Chicago Board of Trade Market News
Outlook: USDA published their April WASDE report this week and it held no significant price influencing surprises. In summary, the estimate for U.S. corn ending stocks increased from 1.777 to 1.827 billion bushels for the present 2014/15 season. That ending stocks level remains well under 2 billion bushels and cash corn prices are presently below $4.00 per bushel through calendar year 2015. The onus is not on bullish traders to prove their case before feed grain prices can rally higher when the May corn contract is trading around $3.75 per bushel and cash corn is trading 20 cents lower. Rather, the seemingly far more tentative assumption is that future circumstances will weigh on and further depress prices from present levels.
USDA data implied that Chinese demand for U.S. sorghum will remain strong throughout the present season. The forecast for China’s feed use of sorghum was increased 1.5 million metric tons. This increased export demand was partly offset by decreased sorghum use. USDA is also expecting that an early sorghum harvest in Texas will supplement this season’s strong demand and maintain an acceptable ending stocks level.

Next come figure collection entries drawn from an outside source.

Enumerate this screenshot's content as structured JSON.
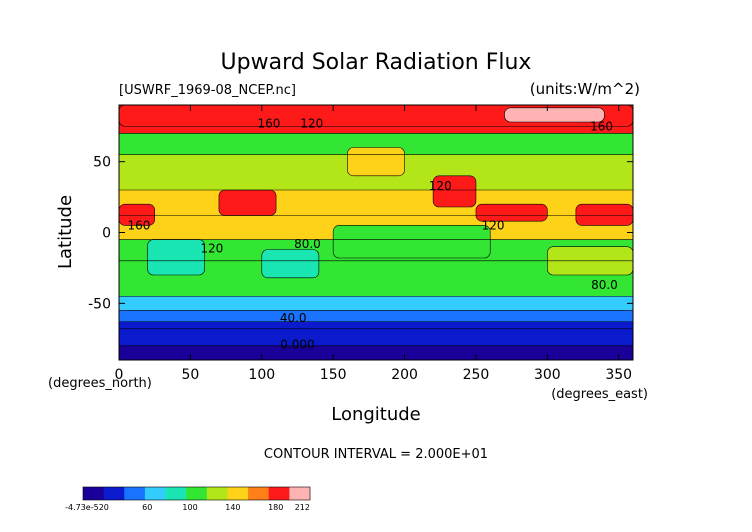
{
  "chart_data": {
    "type": "heatmap",
    "title": "Upward Solar Radiation Flux",
    "file_label": "[USWRF_1969-08_NCEP.nc]",
    "units_label": "(units:W/m^2)",
    "xlabel": "Longitude",
    "ylabel": "Latitude",
    "x_unit_label": "(degrees_east)",
    "y_unit_label": "(degrees_north)",
    "xlim": [
      0,
      360
    ],
    "ylim": [
      -90,
      90
    ],
    "x_ticks": [
      "0",
      "50",
      "100",
      "150",
      "200",
      "250",
      "300",
      "350"
    ],
    "y_ticks": [
      "50",
      "0",
      "-50"
    ],
    "contour_interval_text": "CONTOUR INTERVAL = 2.000E+01",
    "contour_labels": [
      {
        "text": "160",
        "lon": 105,
        "lat": 74
      },
      {
        "text": "120",
        "lon": 135,
        "lat": 74
      },
      {
        "text": "160",
        "lon": 338,
        "lat": 72
      },
      {
        "text": "120",
        "lon": 225,
        "lat": 30
      },
      {
        "text": "160",
        "lon": 14,
        "lat": 2
      },
      {
        "text": "120",
        "lon": 65,
        "lat": -14
      },
      {
        "text": "120",
        "lon": 262,
        "lat": 2
      },
      {
        "text": "80.0",
        "lon": 132,
        "lat": -11
      },
      {
        "text": "80.0",
        "lon": 340,
        "lat": -40
      },
      {
        "text": "40.0",
        "lon": 122,
        "lat": -63
      },
      {
        "text": "0.000",
        "lon": 125,
        "lat": -82
      }
    ],
    "bands": [
      {
        "lat_from": 90,
        "lat_to": 70,
        "value": 180
      },
      {
        "lat_from": 70,
        "lat_to": 55,
        "value": 110
      },
      {
        "lat_from": 55,
        "lat_to": 30,
        "value": 130
      },
      {
        "lat_from": 30,
        "lat_to": 12,
        "value": 150
      },
      {
        "lat_from": 12,
        "lat_to": -5,
        "value": 135
      },
      {
        "lat_from": -5,
        "lat_to": -20,
        "value": 100
      },
      {
        "lat_from": -20,
        "lat_to": -45,
        "value": 105
      },
      {
        "lat_from": -45,
        "lat_to": -55,
        "value": 70
      },
      {
        "lat_from": -55,
        "lat_to": -63,
        "value": 55
      },
      {
        "lat_from": -63,
        "lat_to": -68,
        "value": 35
      },
      {
        "lat_from": -68,
        "lat_to": -80,
        "value": 20
      },
      {
        "lat_from": -80,
        "lat_to": -90,
        "value": 0
      }
    ],
    "patches": [
      {
        "lon": [
          0,
          360
        ],
        "lat": [
          90,
          75
        ],
        "value": 190
      },
      {
        "lon": [
          270,
          340
        ],
        "lat": [
          88,
          78
        ],
        "value": 200
      },
      {
        "lon": [
          0,
          25
        ],
        "lat": [
          20,
          5
        ],
        "value": 175
      },
      {
        "lon": [
          70,
          110
        ],
        "lat": [
          30,
          12
        ],
        "value": 180
      },
      {
        "lon": [
          220,
          250
        ],
        "lat": [
          40,
          18
        ],
        "value": 185
      },
      {
        "lon": [
          160,
          200
        ],
        "lat": [
          60,
          40
        ],
        "value": 150
      },
      {
        "lon": [
          250,
          300
        ],
        "lat": [
          20,
          8
        ],
        "value": 175
      },
      {
        "lon": [
          320,
          360
        ],
        "lat": [
          20,
          5
        ],
        "value": 180
      },
      {
        "lon": [
          150,
          260
        ],
        "lat": [
          5,
          -18
        ],
        "value": 115
      },
      {
        "lon": [
          20,
          60
        ],
        "lat": [
          -5,
          -30
        ],
        "value": 90
      },
      {
        "lon": [
          100,
          140
        ],
        "lat": [
          -12,
          -32
        ],
        "value": 90
      },
      {
        "lon": [
          300,
          360
        ],
        "lat": [
          -10,
          -30
        ],
        "value": 120
      }
    ],
    "colorbar": {
      "stops": [
        "#1a0099",
        "#0a1acc",
        "#1a73ff",
        "#33ccff",
        "#19e6b3",
        "#33e633",
        "#b3e619",
        "#ffd21a",
        "#ff7f19",
        "#ff1a1a",
        "#ffb3b3"
      ],
      "labels": [
        "-4.73e-520",
        "60",
        "100",
        "140",
        "180",
        "212"
      ],
      "ticks": [
        0,
        60,
        100,
        140,
        180,
        212
      ]
    }
  }
}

The estimate for Mexican demand of U.S. corn was reduced as it appears that favorable growing conditions will allow for an abundant winter crop. However, that reduced Mexican demand was offset by higher imports from other destinations such as Indonesia, China, Iran, Algeria, Peru and Columbia. Such growing global demand necessitates the United States produce another bumper crop in order for feed grain prices to remain capped a present levels.